Advocate at home for lung cancer issues by arranging a meeting with your Members of Congress in the District Office—it is much easier than you think!
Here are five simple steps to make it happen:
- Find Your Representative: To identify your two Senators and House Representative:
- Call US Capitol Switchboard: (202) 224-3121
- Go to House of Representatives website: http://www.house.gov/
- Go to the Senate website: http://www.senate.gov/
**Be sure to find their contact information for their District/State Office.**
- Request a meeting: Your elected official’s phone number and email address are public information, so call or send them a note asking to schedule a meeting. Include details about why you want to meet and what issues you would like to discuss. Be patient (as they tend to be busy), but also be persistent. Don’t hesitate to follow up a couple times if they don’t reply.

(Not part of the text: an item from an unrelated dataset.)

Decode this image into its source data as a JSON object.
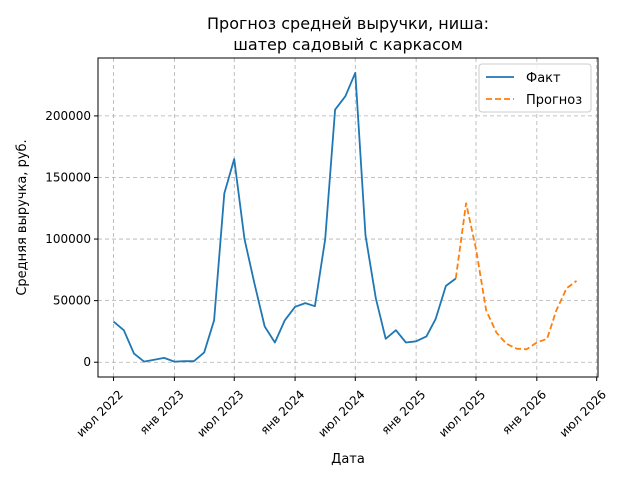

- Prepare for the Meeting: Get to know your elected official by checking out his/her website, social media channels and recent news articles. Even if they do not have a direct connection to lung cancer, you might find he/she has a particular interest in health, research or women/family issues. The key is to share your personal story about lung cancer and its impact on you.
- Be Flexible & Accommodating: Remember that there is a chance you may not meet with your elected official, but rather one of his/her staffers. The staff are just as important and deserve the same respect. Their job is to share your message with your Senator or Representative and you never know if a staffer has a personal connection to the disease.
- Conclude with a Thanks and Follow Up: After you return from your meeting, send an email or a handwritten letter thanking them for their time. Don’t forget to repeat your story and highlight the issues you spoke about during the meeting with an expectation for support.
Can’t make it for an in-person meeting? No worries! You can share your story and let your elected official know what issues matter most to you through a letter, email or even a Tweet. Click here to learn more!
This November, health care discussions are top of mind for Members of Congress. Please bring your health care needs and concerns into the national conversation and share your story. In addition to meeting with Members and their staff, you can check their websites to see if they have any upcoming town halls or public events you can attend locally. These events provide opportunities for constituents to come meet and greet or to ask questions of and provide feedback to Members.
Advocates Share Their Experiences:
Bill Schrul, New Jersey
“It is important that my elected officials knows the impact that lung cancer has on my family. It is a very real story, and told with sincerity and passion, it can deeply impact how our leaders view this disease. It is not just another faceless story. I am the same as anyone in NJ- when speaking to my elected officials I try and make the point that it could be their family, friend or neighbor.
I get a huge amount satisfaction out of being an advocate. It allows me to feel that I am doing something positive that will not only bring advancements that will help me and my family, but also other patients and even those who have not yet been diagnosed.”
Patty Watkins, Georgia
“I scheduled a meeting through the local office in my city. I first met with the Chief of Staff in Roswell, GA; leaving her with lots of information about lung cancer and some statistics. She shared a personal connection to lung cancer in her own family. When I was getting ready to go to the LCA Summit, I contacted her D.C. office. Since they were familiar with me from my previous appointment, they readily set me up for a D.C. visit with Rep. Karen Handel. It’s not complicated, but you must schedule in advance of your desired visit date. They keep busy, tight schedules.
“It’s important to be an advocate. I feel like I am able to change mindsets, raise awareness and raise research funding.”